Honorary appointee and visitor ownership of intellectual property
Understand the intellectual property ownership rights created by University of Melbourne honourees and visitors
In relation to honorary appointees and visitors, the University of Melbourne only asserts ownership of IP that is considered 'teaching material' or IP created that is the subject of 'specified agreements'. Honorary appointees and visitors to the University have the same responsibility as University staff to identify, disclose, protect, manage and, where appropriate, be involved in the commercialisation of IP.
The University asserts ownership of IP of teaching materials, including all versions, whether digital or otherwise, of information, documents and materials you create or use for the primary purposes of teaching and educating at the University. This includes the permitted adaptation or incorporation of scholarship, learning or research for that primary purpose. Examples include your:
- lecture notes that you share with students
- computer-generated presentations
- course guides
- overhead projector notes
- examination scripts
- examination marking guides
- course databases
- websites and multimedia-based courseware.
Where honorary appointees and visitors are engaged in activities which are the subject of a 'specified agreement', the University owns the IP you create under that agreement and you are bound by any confidentiality obligations or other contractual terms imposed by that agreement.
A 'specified agreement' means 'an agreement or deed between the University and any party which considers the ownership or use of IP that may arise out of an activity, including research, which is identified in the agreement or deed.' This includes but is not limited to research grant agreements and research contracts.

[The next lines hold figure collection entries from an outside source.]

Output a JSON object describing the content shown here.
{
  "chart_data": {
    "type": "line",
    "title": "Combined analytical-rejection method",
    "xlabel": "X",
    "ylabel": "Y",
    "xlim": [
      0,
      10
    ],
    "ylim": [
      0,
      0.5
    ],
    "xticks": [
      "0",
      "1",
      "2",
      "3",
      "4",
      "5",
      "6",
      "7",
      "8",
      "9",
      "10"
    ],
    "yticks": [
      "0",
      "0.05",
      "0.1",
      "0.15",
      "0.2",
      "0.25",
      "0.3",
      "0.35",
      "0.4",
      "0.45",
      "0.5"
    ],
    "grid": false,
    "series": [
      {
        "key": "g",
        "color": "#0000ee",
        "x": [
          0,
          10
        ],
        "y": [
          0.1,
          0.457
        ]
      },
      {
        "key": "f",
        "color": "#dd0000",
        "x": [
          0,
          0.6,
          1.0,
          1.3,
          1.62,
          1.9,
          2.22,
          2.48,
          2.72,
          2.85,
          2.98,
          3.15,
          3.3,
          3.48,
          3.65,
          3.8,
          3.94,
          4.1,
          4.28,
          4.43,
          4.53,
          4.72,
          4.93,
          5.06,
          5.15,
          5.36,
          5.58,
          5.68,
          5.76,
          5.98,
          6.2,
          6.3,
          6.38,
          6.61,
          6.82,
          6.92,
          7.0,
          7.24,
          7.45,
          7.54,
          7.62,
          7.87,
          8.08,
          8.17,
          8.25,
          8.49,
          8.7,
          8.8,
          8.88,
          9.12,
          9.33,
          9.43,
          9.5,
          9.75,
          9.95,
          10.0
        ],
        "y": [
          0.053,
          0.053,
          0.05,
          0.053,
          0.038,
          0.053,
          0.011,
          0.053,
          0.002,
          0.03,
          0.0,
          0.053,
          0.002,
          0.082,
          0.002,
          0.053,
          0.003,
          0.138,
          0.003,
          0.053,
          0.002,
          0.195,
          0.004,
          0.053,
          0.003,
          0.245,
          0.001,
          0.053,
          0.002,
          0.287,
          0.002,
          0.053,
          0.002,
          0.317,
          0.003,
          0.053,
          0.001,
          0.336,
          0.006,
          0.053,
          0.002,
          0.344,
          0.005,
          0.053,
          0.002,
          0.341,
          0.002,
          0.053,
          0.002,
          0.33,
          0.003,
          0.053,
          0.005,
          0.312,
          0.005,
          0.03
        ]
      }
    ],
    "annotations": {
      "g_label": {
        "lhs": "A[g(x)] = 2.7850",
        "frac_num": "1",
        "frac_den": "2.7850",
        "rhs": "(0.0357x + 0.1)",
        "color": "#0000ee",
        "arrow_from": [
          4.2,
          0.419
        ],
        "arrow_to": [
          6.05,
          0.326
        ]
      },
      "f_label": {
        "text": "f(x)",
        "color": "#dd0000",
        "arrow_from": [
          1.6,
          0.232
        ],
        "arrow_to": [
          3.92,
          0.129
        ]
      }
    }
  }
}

Computer programs and educational software
Visitors and honoraries planning to engage in the development of a University computer program and/or software should first clarify with the University the IP arrangements to apply in respect of that development.
Duty of IP disclosure
All UoM researchers, including honorary appointees and visitors, have an obligation to disclose all new intellectual property to the University via their Business Development team members. You need to do so whenever you have discovered or created something unique that might have commercial value, solve a significant problem, or could be made into a product or service by an industry partner. Please do this well before presenting the discovery through publications, poster sessions, conferences, press releases, or other communications – ideally several months before doing so, at the draft manuscript stage – and before talking to any external parties, especially prospective investors. When you disclose your intellectual property to the University, it starts a process that could lead to the commercialisation of your discovery or creation. This may involve initiating the IP protection process for your invention and working to identify outside development partners. If industry or government funds were used for your research, you might have obligations and reporting requirements to the funding party.
It’s not always clear if a creation or discovery represents intellectual property. To find out whether you have intellectual property that can be further developed, talk with your Business Development team member and they will help assess your intellectual property.
Any net revenue obtained by the University from commercialisation of intellectual property is shared with the creators, which also applies to honorary appointees and visitors.